The apparatus according to claim 14 or 15, wherein when the energy equalization mode is the first energy equalization mode, the processing module is specifically configured to perform energy equalization processing on channel signals corresponding to the target channel pair set to obtain the at least two equalized channel signals.
The apparatus according to claim 16, wherein the processing module is specifically configured to calculate, for a current channel pair in the target channel pair set, an average value of energy values or amplitude values of two channel signals comprised in the current channel pair, and separately perform, based on the average value, energy equalization processing on the two channel signals comprised in the current channel pair to obtain two corresponding equalized channel signals.
The apparatus according to claim 14 or 15, wherein when the energy equalization mode is the second energy equalization mode, the processing module is specifically configured to: calculate an average value of energy values or amplitude values of the at least five channel signals; and separately perform energy equalization processing on the at least five channel signals based on the average value to obtain at least five equalized channel signals.

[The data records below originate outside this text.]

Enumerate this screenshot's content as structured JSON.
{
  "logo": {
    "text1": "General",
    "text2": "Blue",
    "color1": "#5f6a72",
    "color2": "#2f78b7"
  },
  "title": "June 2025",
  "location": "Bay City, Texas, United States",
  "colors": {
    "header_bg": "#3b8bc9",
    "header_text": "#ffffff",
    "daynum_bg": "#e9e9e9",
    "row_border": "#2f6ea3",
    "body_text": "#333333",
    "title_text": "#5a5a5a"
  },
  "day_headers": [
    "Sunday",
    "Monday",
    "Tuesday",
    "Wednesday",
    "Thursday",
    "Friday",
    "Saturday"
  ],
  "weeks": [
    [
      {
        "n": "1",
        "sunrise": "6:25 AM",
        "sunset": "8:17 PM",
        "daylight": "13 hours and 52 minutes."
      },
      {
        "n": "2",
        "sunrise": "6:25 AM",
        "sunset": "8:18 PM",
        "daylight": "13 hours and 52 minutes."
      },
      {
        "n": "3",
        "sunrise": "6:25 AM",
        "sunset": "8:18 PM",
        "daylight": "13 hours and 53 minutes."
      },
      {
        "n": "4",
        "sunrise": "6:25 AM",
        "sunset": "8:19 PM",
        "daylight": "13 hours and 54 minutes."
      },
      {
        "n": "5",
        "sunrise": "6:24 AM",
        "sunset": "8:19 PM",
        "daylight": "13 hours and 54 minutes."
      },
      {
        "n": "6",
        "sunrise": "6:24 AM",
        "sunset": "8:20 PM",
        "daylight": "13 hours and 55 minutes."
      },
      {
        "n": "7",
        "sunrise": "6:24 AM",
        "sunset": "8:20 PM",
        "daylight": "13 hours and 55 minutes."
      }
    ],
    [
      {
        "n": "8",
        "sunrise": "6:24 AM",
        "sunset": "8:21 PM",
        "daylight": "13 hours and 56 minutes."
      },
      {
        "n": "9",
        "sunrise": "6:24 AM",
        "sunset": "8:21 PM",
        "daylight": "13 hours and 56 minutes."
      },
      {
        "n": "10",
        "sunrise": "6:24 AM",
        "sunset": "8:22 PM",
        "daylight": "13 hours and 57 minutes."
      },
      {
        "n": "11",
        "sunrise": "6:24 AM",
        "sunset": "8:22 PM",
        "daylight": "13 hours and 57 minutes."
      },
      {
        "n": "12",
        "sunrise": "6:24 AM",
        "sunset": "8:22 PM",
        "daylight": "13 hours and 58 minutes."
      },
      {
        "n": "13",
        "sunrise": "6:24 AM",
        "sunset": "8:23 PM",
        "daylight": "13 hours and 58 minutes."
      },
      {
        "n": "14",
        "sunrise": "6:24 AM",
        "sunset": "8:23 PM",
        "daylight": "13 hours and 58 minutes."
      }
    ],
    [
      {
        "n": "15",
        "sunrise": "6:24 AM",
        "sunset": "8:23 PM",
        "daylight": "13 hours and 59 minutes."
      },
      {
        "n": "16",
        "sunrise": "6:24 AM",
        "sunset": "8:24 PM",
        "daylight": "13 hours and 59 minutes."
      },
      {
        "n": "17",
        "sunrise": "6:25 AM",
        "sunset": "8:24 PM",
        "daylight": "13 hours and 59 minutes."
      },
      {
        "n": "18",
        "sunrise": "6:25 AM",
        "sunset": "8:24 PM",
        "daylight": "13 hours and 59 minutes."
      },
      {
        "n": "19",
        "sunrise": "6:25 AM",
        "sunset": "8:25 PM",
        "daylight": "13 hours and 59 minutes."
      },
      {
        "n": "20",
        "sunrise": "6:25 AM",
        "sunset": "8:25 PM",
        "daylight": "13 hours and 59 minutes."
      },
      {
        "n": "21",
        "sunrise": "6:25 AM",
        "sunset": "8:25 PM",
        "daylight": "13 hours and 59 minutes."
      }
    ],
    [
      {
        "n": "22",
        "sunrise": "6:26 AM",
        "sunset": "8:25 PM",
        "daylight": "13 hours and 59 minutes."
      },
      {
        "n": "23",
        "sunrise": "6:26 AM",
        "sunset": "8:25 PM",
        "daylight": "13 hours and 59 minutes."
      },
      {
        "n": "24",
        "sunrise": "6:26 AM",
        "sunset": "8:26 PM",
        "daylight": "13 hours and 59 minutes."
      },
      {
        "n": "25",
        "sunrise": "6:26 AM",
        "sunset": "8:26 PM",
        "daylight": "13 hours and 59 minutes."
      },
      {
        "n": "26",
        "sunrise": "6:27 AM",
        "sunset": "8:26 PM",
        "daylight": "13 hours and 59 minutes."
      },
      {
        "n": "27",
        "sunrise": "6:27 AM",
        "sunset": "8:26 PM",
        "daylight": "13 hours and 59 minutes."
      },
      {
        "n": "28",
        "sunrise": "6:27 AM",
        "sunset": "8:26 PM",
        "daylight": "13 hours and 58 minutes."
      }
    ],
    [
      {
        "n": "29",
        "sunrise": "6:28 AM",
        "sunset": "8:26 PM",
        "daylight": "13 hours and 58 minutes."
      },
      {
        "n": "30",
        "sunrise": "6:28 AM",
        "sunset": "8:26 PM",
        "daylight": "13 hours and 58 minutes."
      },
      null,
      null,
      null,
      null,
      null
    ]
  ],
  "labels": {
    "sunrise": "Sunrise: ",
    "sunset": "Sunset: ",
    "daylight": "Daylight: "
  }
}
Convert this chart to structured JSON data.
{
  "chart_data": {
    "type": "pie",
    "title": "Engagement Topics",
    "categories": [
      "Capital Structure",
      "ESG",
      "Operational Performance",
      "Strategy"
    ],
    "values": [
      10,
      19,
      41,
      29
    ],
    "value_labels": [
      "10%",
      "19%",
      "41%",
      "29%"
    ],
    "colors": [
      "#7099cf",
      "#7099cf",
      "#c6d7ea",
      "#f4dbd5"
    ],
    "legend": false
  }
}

The apparatus according to any one of claims 13 to 18, wherein the processing module is further configured to: determine whether an encoding bit rate corresponding to the first audio frame is greater than a bit rate threshold; and determine the energy equalization mode as the second energy equalization mode when the encoding bit rate is greater than the bit rate threshold; or determine the energy equalization mode based on the fluctuation interval value when the encoding bit rate is less than or equal to the bit rate threshold.
The apparatus according to any one of claims 11 to 19, wherein the encoding module is further configured to encode a channel signal on which energy equalization processing is not performed in the at least five channel signals.
A device, comprising:
one or more processors; and

a memory, configured to store one or more programs, wherein

when the one or more programs are executed by the one or more processors, the one or more processors are enabled to implement the method according to any one of claims 1 to 10.
A computer-readable storage medium, comprising a computer program, wherein when the computer program is executed on a computer, the computer is enabled to perform the method according to any one of claims 1 to 10.
A computer-readable storage medium, comprising a bitstream obtained by using the multi-channel audio signal encoding method according to any one of claims 1 to 10.